Here is the article:
"CAIRO (Reuters) - Egypt's main hardline Islamist party says an IMF loan agreement requires the approval of a body of Muslim scholars under the new constitution and it is considering legal action to make sure the government sticks to the law.
The case could set a marker on the extent to which clerics will have a say over state affairs according to the Islamist-tinged constitution that was signed into law in December following its approval in a referendum.
The Salafist Nour Party says the loan agreement, seen as vital to easing a deep economic crisis, must be approved by a body of senior scholars at Al-Azhar, a religious institution whose new role is embedded in the constitution.
Such a challenge could complicate the Muslim Brotherhood-led administration's effort to finalize the International Monetary Fund deal that was tentatively agreed last year but shelved following political unrest in Cairo.

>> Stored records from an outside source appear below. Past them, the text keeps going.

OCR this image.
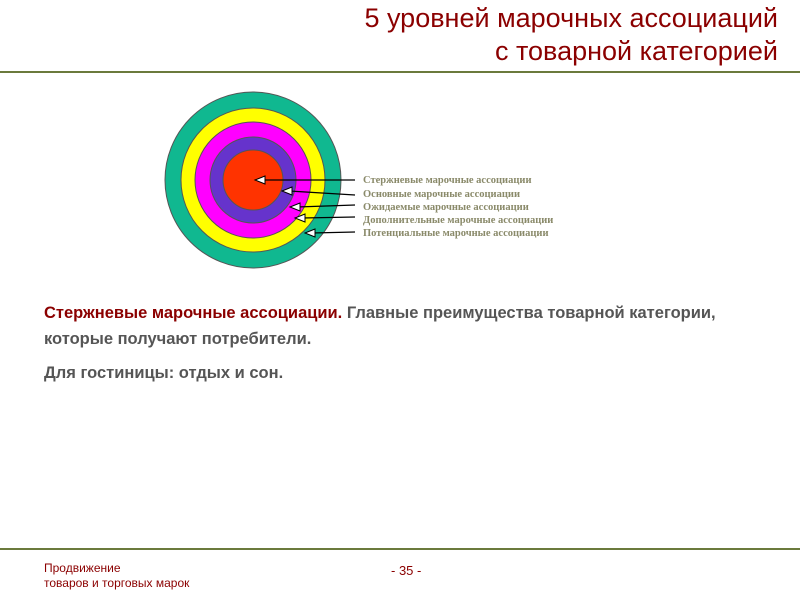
5 уровней марочных ассоциаций
с товарной категорией
Стержневые марочные ассоциации
Основные марочные ассоциации
Ожидаемые марочные ассоциации
Дополнительные марочные ассоциации
Потенциальные марочные ассоциации

Стержневые марочные ассоциации. Главные преимущества товарной категории, которые получают потребители.

Для гостиницы: отдых и сон.

Продвижение
товаров и торговых марок
- 35 -
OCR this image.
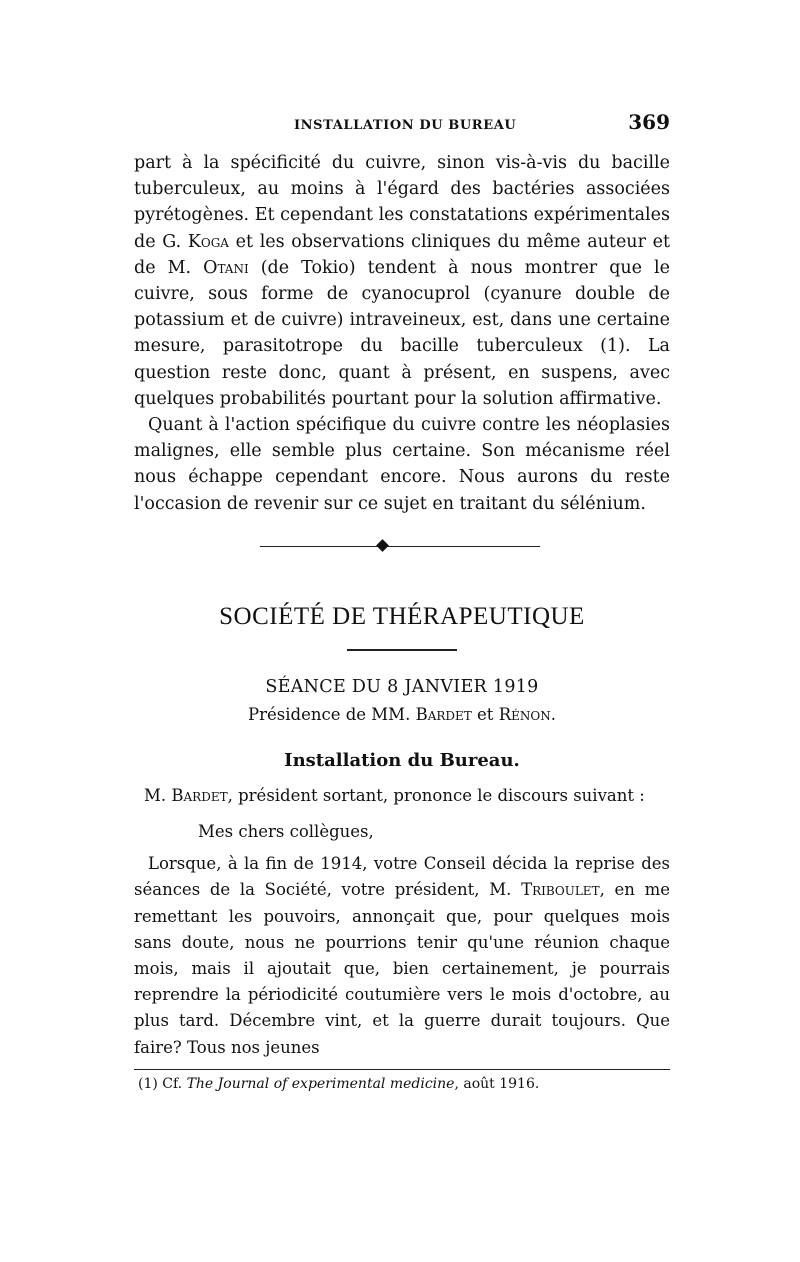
INSTALLATION DU BUREAU	369

part à la spécificité du cuivre, sinon vis-à-vis du bacille tuberculeux, au moins à l'égard des bactéries associées pyrétogènes. Et cependant les constatations expérimentales de G. Koga et les observations cliniques du même auteur et de M. Otani (de Tokio) tendent à nous montrer que le cuivre, sous forme de cyanocuprol (cyanure double de potassium et de cuivre) intraveineux, est, dans une certaine mesure, parasitotrope du bacille tuberculeux (1). La question reste donc, quant à présent, en suspens, avec quelques probabilités pourtant pour la solution affirmative.

Quant à l'action spécifique du cuivre contre les néoplasies malignes, elle semble plus certaine. Son mécanisme réel nous échappe cependant encore. Nous aurons du reste l'occasion de revenir sur ce sujet en traitant du sélénium.

SOCIÉTÉ DE THÉRAPEUTIQUE
SÉANCE DU 8 JANVIER 1919
Présidence de MM. Bardet et Rénon.
Installation du Bureau.

M. Bardet, président sortant, prononce le discours suivant :

Mes chers collègues,

Lorsque, à la fin de 1914, votre Conseil décida la reprise des séances de la Société, votre président, M. Triboulet, en me remettant les pouvoirs, annonçait que, pour quelques mois sans doute, nous ne pourrions tenir qu'une réunion chaque mois, mais il ajoutait que, bien certainement, je pourrais reprendre la périodicité coutumière vers le mois d'octobre, au plus tard. Décembre vint, et la guerre durait toujours. Que faire? Tous nos jeunes

(1) Cf. The Journal of experimental medicine, août 1916.
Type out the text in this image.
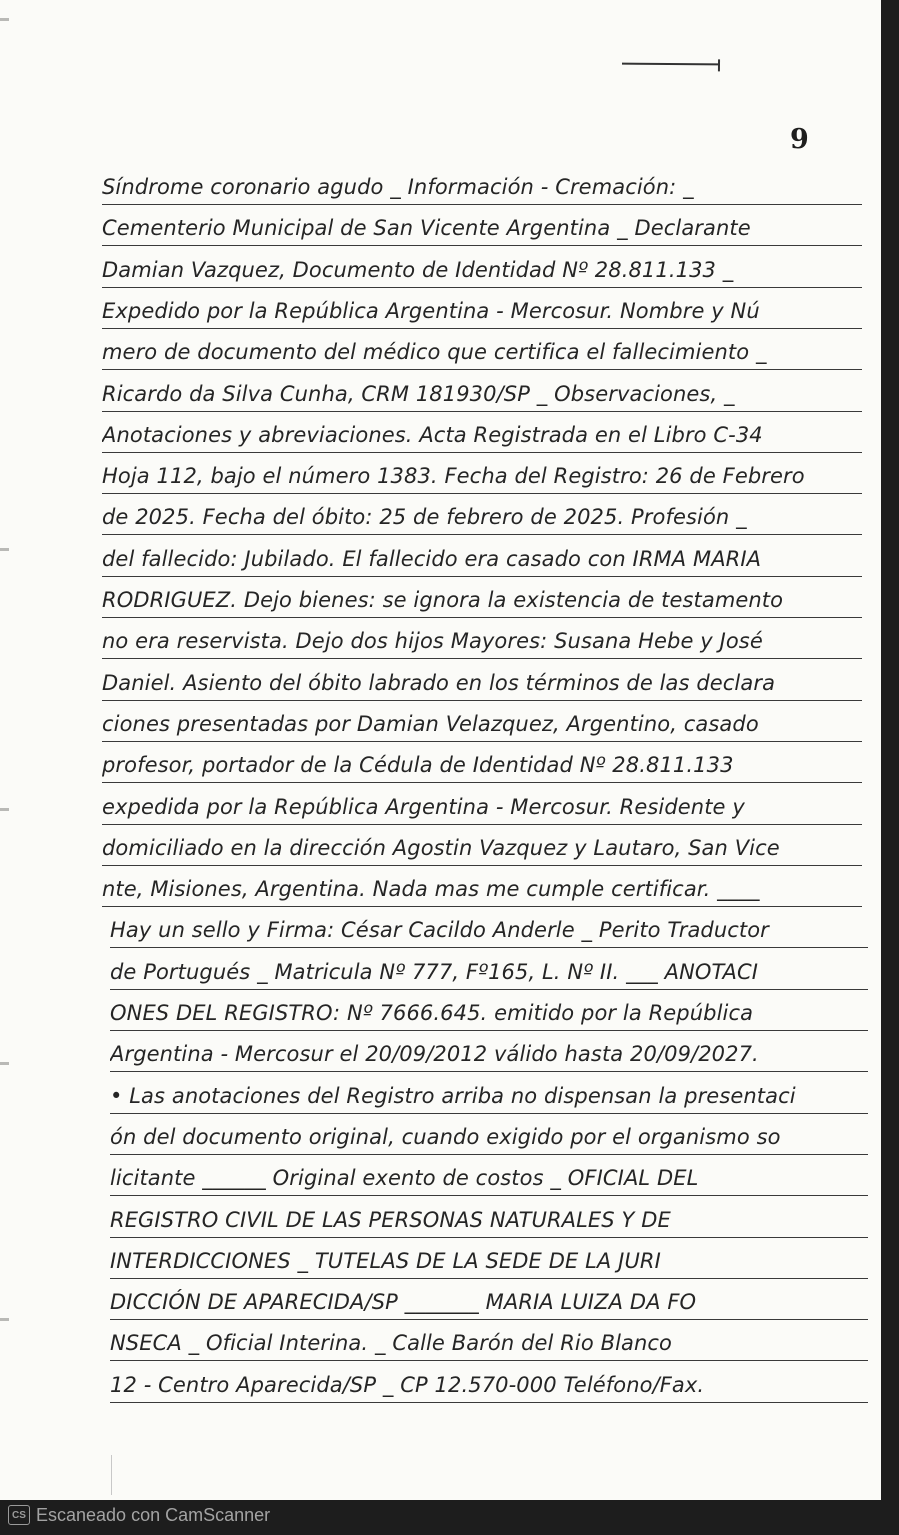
9
Síndrome coronario agudo _ Información - Cremación: _
Cementerio Municipal de San Vicente Argentina _ Declarante
Damian Vazquez, Documento de Identidad Nº 28.811.133 _
Expedido por la República Argentina - Mercosur. Nombre y Nú
mero de documento del médico que certifica el fallecimiento _
Ricardo da Silva Cunha, CRM 181930/SP _ Observaciones, _
Anotaciones y abreviaciones. Acta Registrada en el Libro C-34
Hoja 112, bajo el número 1383. Fecha del Registro: 26 de Febrero
de 2025. Fecha del óbito: 25 de febrero de 2025. Profesión _
del fallecido: Jubilado. El fallecido era casado con IRMA MARIA
RODRIGUEZ. Dejo bienes: se ignora la existencia de testamento
no era reservista. Dejo dos hijos Mayores: Susana Hebe y José
Daniel. Asiento del óbito labrado en los términos de las declara
ciones presentadas por Damian Velazquez, Argentino, casado
profesor, portador de la Cédula de Identidad Nº 28.811.133
expedida por la República Argentina - Mercosur. Residente y
domiciliado en la dirección Agostin Vazquez y Lautaro, San Vice
nte, Misiones, Argentina. Nada mas me cumple certificar. ____
Hay un sello y Firma: César Cacildo Anderle _ Perito Traductor
de Portugués _ Matricula Nº 777, Fº165, L. Nº II. ___ ANOTACI
ONES DEL REGISTRO: Nº 7666.645. emitido por la República
Argentina - Mercosur el 20/09/2012 válido hasta 20/09/2027.
• Las anotaciones del Registro arriba no dispensan la presentaci
ón del documento original, cuando exigido por el organismo so
licitante ______ Original exento de costos _ OFICIAL DEL
REGISTRO CIVIL DE LAS PERSONAS NATURALES Y DE
INTERDICCIONES _ TUTELAS DE LA SEDE DE LA JURI
DICCIÓN DE APARECIDA/SP _______ MARIA LUIZA DA FO
NSECA _ Oficial Interina. _ Calle Barón del Rio Blanco
12 - Centro Aparecida/SP _ CP 12.570-000 Teléfono/Fax.
CS Escaneado con CamScanner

Abdullah Badran, head of the Nour Party's bloc in the upper house of parliament, told Reuters the move was intended to "activate the role of the Senior Scholars' Authority in all matters pertaining to sharia (Islamic law)". He said the party was studying its legal options.
The Nour Party believes the IMF agreement must be vetted by the scholars because it includes a loan on which Egypt will pay interest - something that is forbidden under Islamic law.
The constitution states that the opinion of Al-Azhar's Senior Scholars' Authority must be sought "on matters pertaining to Islamic sharia". It does not say whether their opinion is binding on government nor make clear the scope of Al-Azhar's role.
The article is one of several written into the constitution by the Islamist-dominated committee that finalized the document in December, fast-tracking it into law despite the objections of liberals, leftists, feminists and Christians, among others.
The party has previously signaled it would not oppose such a loan on principle, citing arguments that allow Muslims flexibility in interpreting Islamic law when they have no alternative or face severe conditions.
The interest on any IMF loan is expected to be around 1.1 percent, far below market rates.
Badran said the party's main concern was to make the government apply the new constitution. "There are many reasons which must be researched for either taking the loan or not," he said.
"Our request is that the opinion of the Senior Scholars' Association be taken, on this agreement or other agreements (related to sharia)," he said.
The government has said IMF negotiators are due in Cairo soon to complete talks on the loan agreement, which would require Egypt to agree to a set of economic reforms including tax increases and cuts in subsidy spending.
Many economists, however, believe final ratification of the agreement could be pushed back to mid-year as the politicians try to avoid upsetting voters ahead of parliamentary elections due in April.